Macdonald Stainsby mstainsby at SPAMhotmail.com
Thu Aug 5 21:53:13 MDT 1999




I thought about this for a minute, and wanted to explain why this should be
celebrated by those of us on the left. Yevgeny will be elected or defeated
by whatever margins, obviously, in part due to his grandfather. The fact
that a party would be serious and run his name should leave little doubt as
to the general attitude toward Stalin among the Russian population in this
area. It is somewhat more flattering among those who knew or know of his
rule directly than it is in the West. That, more than much else, says a lot
to me.
      If the people in Russia are to be able to overthrow the misery heaped
upon them today, it will be in many respects, from the vault of Russian
history they turn to. After all, we often recommend to people who are not
connected to the Russian Revolution to emulate the Russian Revolution. It is
a matter of course that Russians will continue to revere Lenin. So goes the
history of Stalin, but I am not trying to draw a political continuity
argument; I'll leave that to Mark. My point is a consciousness link. The
memory of Stalin now has its national, historical roots in the same way, I
would argue, that Jefferson does in the United States. Jefferson was, in
fact, a slave owner, capitalist, etc... but the image and ideas transmuted
are positive in the historical consciousness.
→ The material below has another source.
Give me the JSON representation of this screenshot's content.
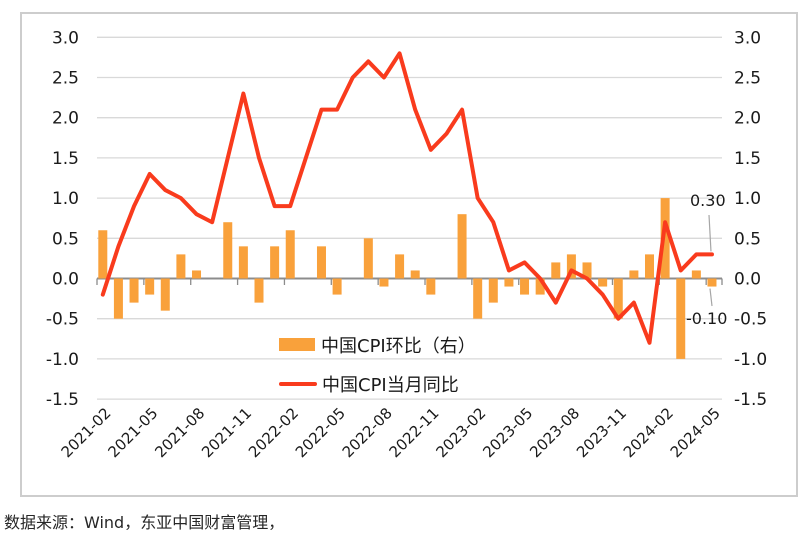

It is not a good idea for
leftists to attack people who profess an admiration for Jefferson, but
rather it is more important to make the connections. Paul Robeson put it
thus: Like Jefferson greeted the great heroes of the French revolution 1789,
I stretch out my hand to greet the brave Soviet People..(para'd from
memory)."etc. Like the FSLN and Sandino nationalism. Like Marti (x2) , Sun
Yat-Sen, ad infinitum.
Stalin is still quite popular among many (certainly not all, but he ranked
number 2 in a poll of Russian Statesmen) throughout the region. It was a
time far superior than anything projected or existing for the average
Russian worker today or tomorrow. It was the time of fast power, fast
industrialisation, and promises of the better day to come. In a word, for
modern day Russians, it looks a lot like the fifties do to modern Americans-
on the way up, ironing out the wrinkles. You can intervene with the true
addendum that it wasn't this way for everyone, no kidding. I ask you not to
please, for this has nothing to do with the nature of Stalins rule- but
rather the perception of where it was going. The accomplishments of the
State would be outweighed by only personal effects derived by the state, and
I can only say that this definitely did not affect every single last
Russian, Georgian , etc...

            If Stalins Grandkid were to even come close to being elected, I
would celebrate what that meant of the Russian workers consciousness. It
would be watershed event as far as implications. It will, if it happens,
bring a smile to the face of anyone who is not tainted with a personal spite
that is more important to them than the People of Georgia, et al. It would,
in many senses, be a return to roots.